Abschied von Marcel Reich-Ranicki

20. Juli 2015
von Börsenblatt
In Anwesenheit von Bundespräsident Joachim Gauck nahmen mehrere hundert Menschen am heutigen Donnerstag Abschied von Marcel Reich-Ranicki. Auch Fernseh-Entertainer Thomas Gottschalk war gekommen und sprach zu der Trauergemeinde auf dem Hauptfriedhof in Frankfurt.

Auf der Trauerfeier für den vergangene Woche gestorbenen Literaturkritiker hielten Freunde, publizistische Weggefährten und politische Prominenz die Erinnerung wach an einen Mann, der das kulturelle Leben in Deutschland über fünf Jahrzehnte geprägt hat.

Der Punkt sei ja: "Er hätte auch diese Veranstaltung rezensiert." Immer habe er Trauerfeiern rezensiert, sagte der FAZ-Mitherausgeber Frank Schirrmacher über den langjährigen Literaturchef der Zeitung. Viele Polizeiautos vor dem Friedhof - schon mal ein gutes Zeichen für das Wirken des Verstorbenen zu Lebzeiten. MRR (so das seit vielen Jahren gebräuchliche Kürzel für den Kritiker) wäre mit der Veranstaltung "ganz zufrieden gewesen", vermutete Schirrmacher. Der Publizist, der Reich-Ranicki 1989 als Leiter der FAZ-Literaturredaktion nachgefolgt war, setzte Zuversicht gegen die Endgültigkeit des Abschiednehmens und sagte, die Stimme des Verstorbenen werde unvergesslich bleiben und auch künftig "überall dort zu hören sein, wo Literatur ist".

Hessens Ministerpräsident Volker Bouffier bemerkte, MRR habe stets "die Freiheit gehabt, auch nein sagen zu können". Er nannte den 1920 in Polen geborenen und seit Ende der 50er Jahre in Frankfurt lebenden Kritiker einen aufrechten und unbeugsamen Menschen und gerade in diesen Eigenschaften "vielen eine Inspiration". Die frühere Oberbürgermeisterin Frankfurts, Petra Roth, erinnerte sich an MRR als einen "mir unschätzbar wertvollen Ratgeber". Er habe sie oft gelehrt: "Kultur ist Intellekt und Emotion zugleich."

Einen sehr persönlichen Rückblick auf seine Freundschaft zu MRR und dessen vor zwei Jahren gestorbene Frau Tosia gab Salomon Korn. Der Vorsitzende der Jüdischen Gemeinde Frankfurt am Main kam dabei auch auf das bisweilen schroffe, zuspitzende, leidenschaftliche Urteilen des Literaturkritikers zu sprechen.
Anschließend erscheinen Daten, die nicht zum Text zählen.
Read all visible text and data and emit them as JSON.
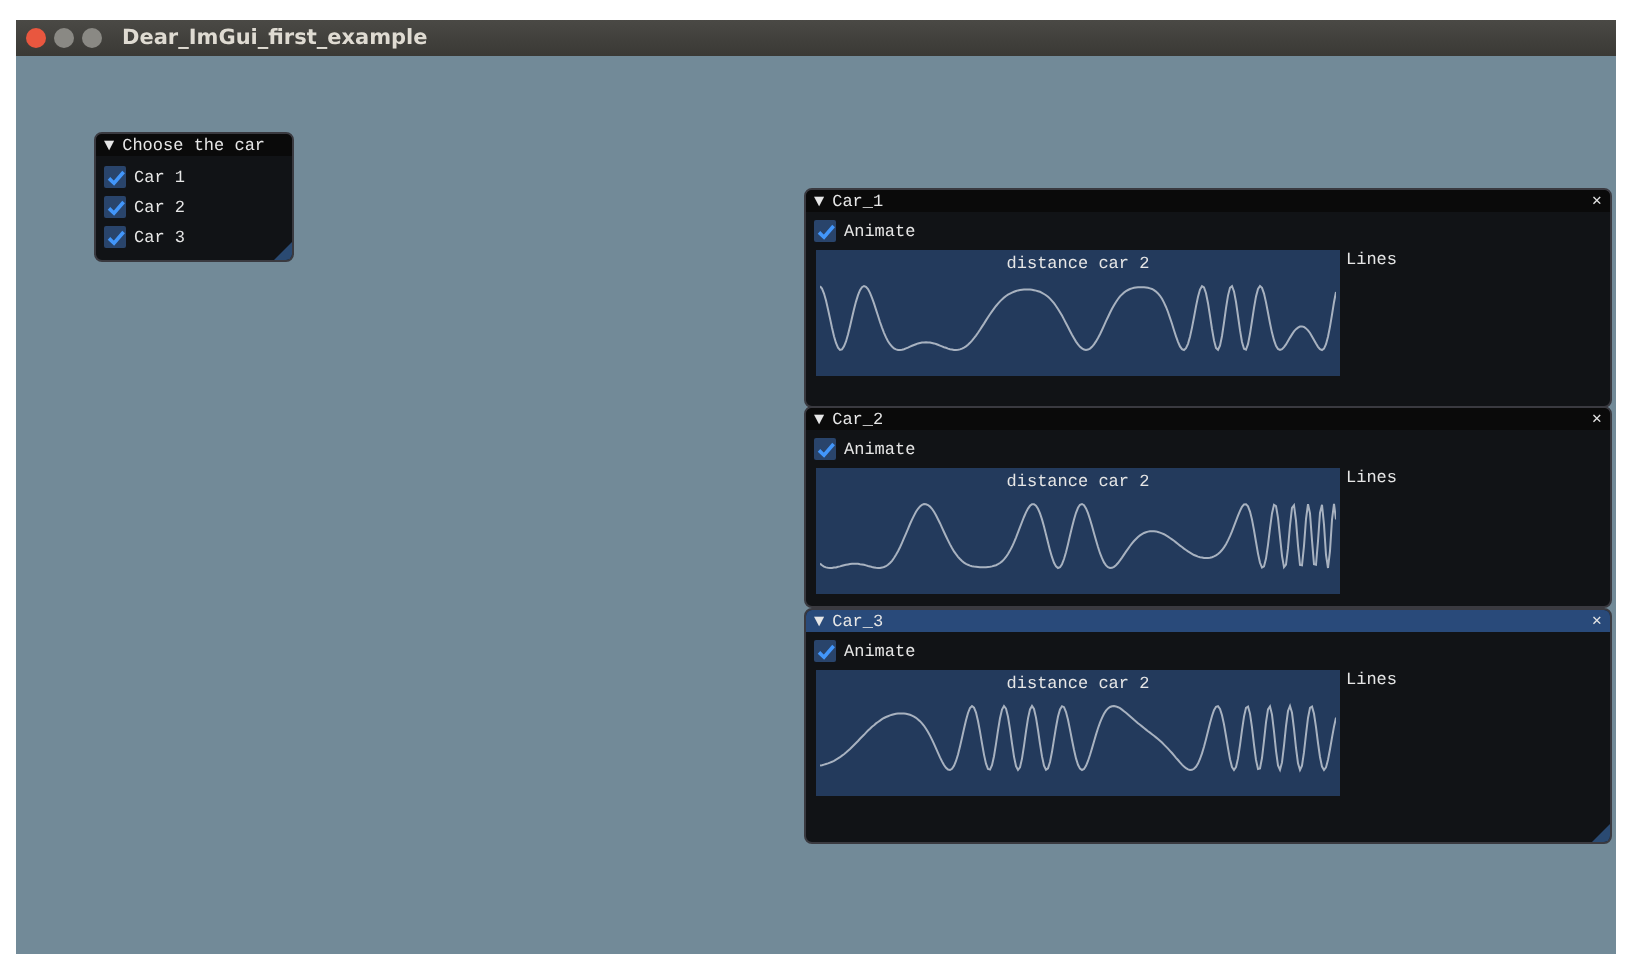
{
  "window": {
    "title": "Dear_ImGui_first_example"
  },
  "chooser": {
    "arrow": "▼",
    "title": "Choose the car",
    "focused": false,
    "items": [
      {
        "label": "Car 1",
        "checked": true
      },
      {
        "label": "Car 2",
        "checked": true
      },
      {
        "label": "Car 3",
        "checked": true
      }
    ]
  },
  "car_windows": [
    {
      "arrow": "▼",
      "title": "Car_1",
      "close": "×",
      "focused": false,
      "animate": {
        "label": "Animate",
        "checked": true
      },
      "plot": {
        "title": "distance car 2",
        "label": "Lines"
      }
    },
    {
      "arrow": "▼",
      "title": "Car_2",
      "close": "×",
      "focused": false,
      "animate": {
        "label": "Animate",
        "checked": true
      },
      "plot": {
        "title": "distance car 2",
        "label": "Lines"
      }
    },
    {
      "arrow": "▼",
      "title": "Car_3",
      "close": "×",
      "focused": true,
      "animate": {
        "label": "Animate",
        "checked": true
      },
      "plot": {
        "title": "distance car 2",
        "label": "Lines"
      }
    }
  ]
}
Diese Art, die MRR durchaus Kritiker und Feinde eingetragen hat, sei vielleicht als Folge eines stillen, frühen und unbewussten Entschlusses zu begreifen: "nie wieder Schwäche zeigen, nie wieder Machtlosigkeit". Als Überlebende des Warschauer Ghettos, deren Familien von den Nazis ermordet worden waren, hatten sich MRR und seine Frau gleichwohl zu einem Leben in Deutschland entschieden. Ihre Hochzeitstage allerdings, so Korn, habe das Ehepaar immer außerhalb Deutschlands verbracht.

Mit Bezug auf die zahlreich erschienene Prominenz bemerkte die Literaturwissenschaftlerin Rachel Salamander, es sei "heute wie zu seinen Lebzeiten: Um diesen Mann herrschte immer Wirbel". MRR habe von möglichen Optionen die eine gewählt: "das Gute an Deutschland herauszustellen - Goethe und Schiller, Mozart und Beethoven". Reich-Ranickis "portatives Vaterland" (Heinrich Heine) sei eben die deutsche Literatur und die deutsche Musik gewesen, erklärte Salamander, die in wenigen Tagen als Leiterin des neu gegründeten FAZ-Literaturforums ihre Arbeit aufnehmen und auch den Juryvorsitz für den ebenfalls neuen "Marcel-Reich-Ranicki-Preis für literarische Kritik" innehaben wird.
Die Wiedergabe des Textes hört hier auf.